Interested In Eco-Friendly Gardening? Here’s What You Should Know

Environmentally-friendly gardening, once considered on the fringe, has surged in interest in the pandemic, according to Mark Richardson, director of horticulture for the Tower Hill Botanic Garden in Boylston.

Richardson sees the trend in the sold-out tickets to the garden this month, and in the blossoming membership in the Ecological Landscape Alliance, which promotes eco-friendly gardening.

“So many people are interested in how they can garden in a more sustainable way,” Richardson, who sits on the Ecological Landscape Alliance’s board, said. He added that people are specifically invested in learning how they can support pollinators, wildlife and how to “garden in a way that’s not environmentally damaging.”

Richardson joined WBUR’s All Things Considered host Lisa Mullins to explore the meaningful things you can do for the environment right in your own backyard. Below are tips and interview highlights from their conversation, lightly edited for clarity.

Tips For Eco-Friendly Gardening

1. Get rid of your lawn

Richardson: The most important thing you can do in your home landscape is reduce the size of your lawn. Lawns are about the worst in terms of environmental harm.

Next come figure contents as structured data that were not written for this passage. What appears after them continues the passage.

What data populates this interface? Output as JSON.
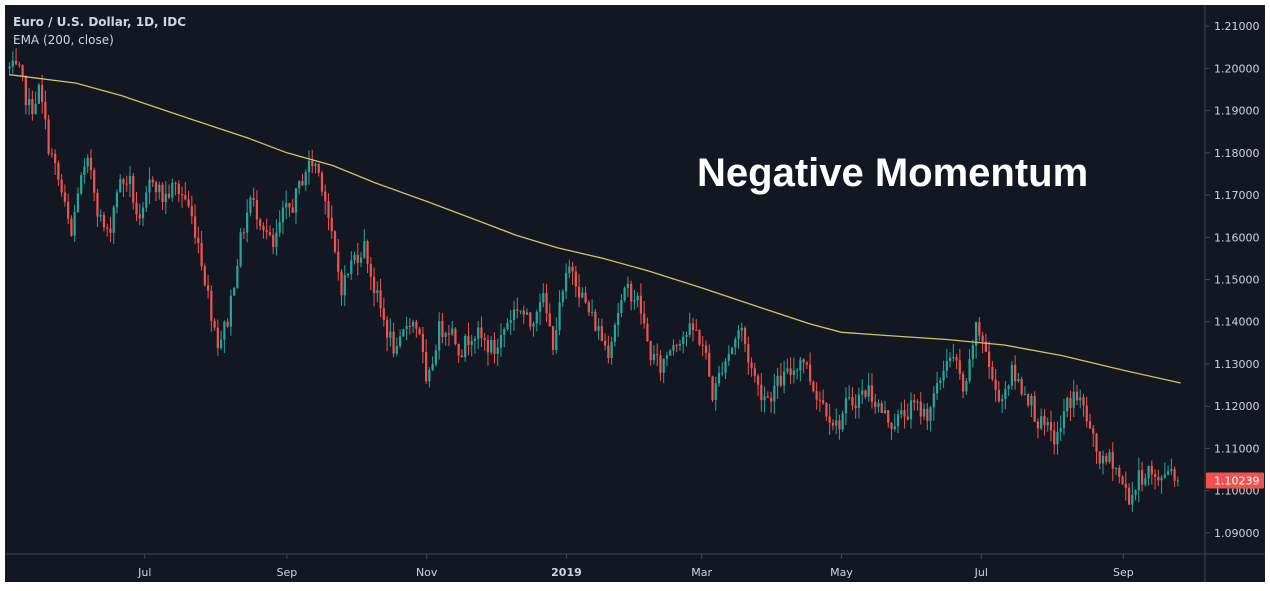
{
  "chart_data": {
    "type": "candlestick",
    "symbol_title": "Euro / U.S. Dollar, 1D, IDC",
    "indicator_title": "EMA (200, close)",
    "annotation": "Negative Momentum",
    "last_price_label": "1.10239",
    "colors": {
      "background": "#131722",
      "up": "#26a69a",
      "down": "#ef5350",
      "ema": "#d4c16a",
      "axis": "#434651",
      "text": "#d1d4dc"
    },
    "y_axis": {
      "min": 1.085,
      "max": 1.215,
      "ticks": [
        "1.21000",
        "1.20000",
        "1.19000",
        "1.18000",
        "1.17000",
        "1.16000",
        "1.15000",
        "1.14000",
        "1.13000",
        "1.12000",
        "1.11000",
        "1.10000",
        "1.09000"
      ]
    },
    "x_axis": {
      "ticks": [
        {
          "label": "Jul",
          "day": 10
        },
        {
          "label": "Sep",
          "day": 72
        },
        {
          "label": "Nov",
          "day": 133
        },
        {
          "label": "2019",
          "day": 194,
          "bold": true
        },
        {
          "label": "Mar",
          "day": 253
        },
        {
          "label": "May",
          "day": 314
        },
        {
          "label": "Jul",
          "day": 375
        },
        {
          "label": "Sep",
          "day": 437
        }
      ],
      "day_range": [
        -51,
        470
      ]
    },
    "ema": {
      "name": "EMA (200, close)",
      "points": [
        [
          -49,
          1.1985
        ],
        [
          -20,
          1.1965
        ],
        [
          0,
          1.1935
        ],
        [
          30,
          1.188
        ],
        [
          55,
          1.1835
        ],
        [
          72,
          1.18
        ],
        [
          92,
          1.177
        ],
        [
          110,
          1.173
        ],
        [
          133,
          1.1685
        ],
        [
          155,
          1.164
        ],
        [
          172,
          1.1605
        ],
        [
          190,
          1.1575
        ],
        [
          210,
          1.155
        ],
        [
          230,
          1.152
        ],
        [
          253,
          1.148
        ],
        [
          275,
          1.144
        ],
        [
          300,
          1.1395
        ],
        [
          314,
          1.1375
        ],
        [
          340,
          1.1365
        ],
        [
          360,
          1.1358
        ],
        [
          385,
          1.1345
        ],
        [
          410,
          1.132
        ],
        [
          437,
          1.1285
        ],
        [
          462,
          1.1255
        ]
      ]
    },
    "close_path": [
      [
        -49,
        1.2
      ],
      [
        -45,
        1.199
      ],
      [
        -40,
        1.19
      ],
      [
        -36,
        1.195
      ],
      [
        -32,
        1.182
      ],
      [
        -27,
        1.172
      ],
      [
        -22,
        1.16
      ],
      [
        -19,
        1.172
      ],
      [
        -14,
        1.178
      ],
      [
        -10,
        1.165
      ],
      [
        -6,
        1.16
      ],
      [
        -2,
        1.172
      ],
      [
        3,
        1.174
      ],
      [
        8,
        1.162
      ],
      [
        13,
        1.175
      ],
      [
        18,
        1.169
      ],
      [
        23,
        1.172
      ],
      [
        28,
        1.169
      ],
      [
        33,
        1.16
      ],
      [
        38,
        1.145
      ],
      [
        42,
        1.135
      ],
      [
        46,
        1.14
      ],
      [
        51,
        1.157
      ],
      [
        56,
        1.169
      ],
      [
        61,
        1.164
      ],
      [
        66,
        1.157
      ],
      [
        70,
        1.165
      ],
      [
        75,
        1.168
      ],
      [
        80,
        1.176
      ],
      [
        84,
        1.178
      ],
      [
        88,
        1.172
      ],
      [
        92,
        1.158
      ],
      [
        96,
        1.148
      ],
      [
        101,
        1.155
      ],
      [
        106,
        1.158
      ],
      [
        110,
        1.148
      ],
      [
        115,
        1.139
      ],
      [
        120,
        1.132
      ],
      [
        125,
        1.141
      ],
      [
        130,
        1.138
      ],
      [
        133,
        1.123
      ],
      [
        138,
        1.138
      ],
      [
        143,
        1.139
      ],
      [
        148,
        1.133
      ],
      [
        153,
        1.138
      ],
      [
        158,
        1.135
      ],
      [
        163,
        1.133
      ],
      [
        168,
        1.14
      ],
      [
        173,
        1.144
      ],
      [
        178,
        1.139
      ],
      [
        183,
        1.147
      ],
      [
        188,
        1.135
      ],
      [
        193,
        1.148
      ],
      [
        196,
        1.154
      ],
      [
        200,
        1.147
      ],
      [
        204,
        1.142
      ],
      [
        208,
        1.138
      ],
      [
        212,
        1.133
      ],
      [
        216,
        1.142
      ],
      [
        221,
        1.148
      ],
      [
        226,
        1.144
      ],
      [
        230,
        1.133
      ],
      [
        235,
        1.129
      ],
      [
        240,
        1.135
      ],
      [
        245,
        1.137
      ],
      [
        250,
        1.138
      ],
      [
        254,
        1.134
      ],
      [
        258,
        1.122
      ],
      [
        262,
        1.13
      ],
      [
        266,
        1.134
      ],
      [
        270,
        1.139
      ],
      [
        274,
        1.13
      ],
      [
        278,
        1.124
      ],
      [
        282,
        1.122
      ],
      [
        287,
        1.126
      ],
      [
        292,
        1.128
      ],
      [
        297,
        1.132
      ],
      [
        302,
        1.124
      ],
      [
        307,
        1.12
      ],
      [
        312,
        1.115
      ],
      [
        316,
        1.12
      ],
      [
        321,
        1.122
      ],
      [
        326,
        1.124
      ],
      [
        331,
        1.119
      ],
      [
        336,
        1.116
      ],
      [
        341,
        1.118
      ],
      [
        346,
        1.12
      ],
      [
        351,
        1.118
      ],
      [
        356,
        1.124
      ],
      [
        360,
        1.132
      ],
      [
        364,
        1.13
      ],
      [
        368,
        1.122
      ],
      [
        372,
        1.138
      ],
      [
        376,
        1.136
      ],
      [
        380,
        1.125
      ],
      [
        384,
        1.122
      ],
      [
        388,
        1.128
      ],
      [
        392,
        1.125
      ],
      [
        396,
        1.122
      ],
      [
        400,
        1.116
      ],
      [
        404,
        1.114
      ],
      [
        408,
        1.112
      ],
      [
        412,
        1.12
      ],
      [
        416,
        1.123
      ],
      [
        420,
        1.119
      ],
      [
        424,
        1.111
      ],
      [
        428,
        1.106
      ],
      [
        432,
        1.108
      ],
      [
        436,
        1.102
      ],
      [
        440,
        1.098
      ],
      [
        444,
        1.103
      ],
      [
        448,
        1.105
      ],
      [
        452,
        1.101
      ],
      [
        456,
        1.106
      ],
      [
        460,
        1.104
      ],
      [
        462,
        1.1024
      ]
    ]
  }
}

The average American lawn that’s managed by a professional company … is going to put about five to seven pounds per acre of pesticides [on the] lawn. These are pesticides like herbicides, fungicides, insecticides. And typically … they put out these little yellow flags saying that there’s been a pesticide application, and that’s meant to stop you from entering that area for a little while. No one pays any attention to them.  … Most people are allowing their dogs to roam their yards and roll around on the grass, their kids to roll around on the grass. … Lawns are really important recreation space, but we can’t overlook the sort of growing environmental catastrophe. … It’s just not a safe and friendly environment.

2. Instead, Plant ‘Just About Anything’

Richardson: So when you reduce your lawn … you should be cutting in perennial flower beds; you should be planting shrubs and planting trees. You know, if you are interested in and supporting the environment and supporting wildlife, you know, one of the best things you can do is plant an oak tree. … Anything that you can do to replace your lawn as is, is going to be fantastic.

3. If Trees Aren’t An Option, Consider Tweaking Kids’ Play Space

Richardson: There are other ground covers that work really well. [I like] wild strawberry. It’s a native ground cover [that] develops really tasty fruit in early June [and] forms a nice dense mat of foliage. … It’s certainly not something that you can play soccer on, but it’s a really good ground cover.

[I think] if we’re honest with ourselves about how much of that recreation space we really need, we can have a combination of ground cover that’s not lawn — that doesn’t require watering and pesticides and fertilizers or mowing — and a little bit of that recreation space. You know, it’s not about eliminating your lawn altogether. … I definitely need some lawn space for my kids to play on. But I don’t need as much as the typical American household has. It’s just too much.

A bumble bee. (Jesse Costa)
A bumble bee. (Jesse Costa)

4. Consider The Pollinators

Richardson: Pollinators are primarily bees … bumblebees, mason bees, all sorts of different bees … and they do very important work of pollinating plants so that they can grow and develop fruit.

There are [also] other types of pollinators. Obviously, butterflies are also great pollinators. And people love butterflies. Flies can be pollinators, even birds can be pollinators. So even if you have a very small garden, you can certainly support and attract pollinators.

The key [to it is] host plants … let’s just use the monarch butterflies, as an example, monarch caterpillars. So juvenile monarch butterflies feed only on milkweed. So if you’re interested in supporting monarchs, [one of the best ways is] to grow some milkweed. There are several different native species of milkweed here in New England, and you can grow milkweed in a container. So even if you don’t have a garden — if you have a little postage stamp, or if you’ve got a back patio or if you live in an apartment building with a deck — you can grow plants in containers and support butterflies, support pollinators. … The key is [to] figure out which pollinators you’re interested in supporting, figure out which plants they really need to survive and then grow those plants. It’s as simple as that.

5. Buy Native Plants

Richardson: One of the easiest eco-friendly decisions you can make is to buy a native plant. No matter where you live, there are plants that naturally evolved to grow in your environment. … So whether you’re from southeast Texas or you’re from northern Maine, there are plants that are perfectly adapted to grow in your neck of the woods.

[And] once it’s established in your garden, you shouldn’t have to water it. You shouldn’t have to dump copious amounts of fertilizer on it. It should be pretty resilient and able to withstand your environment, your climate and really thrive.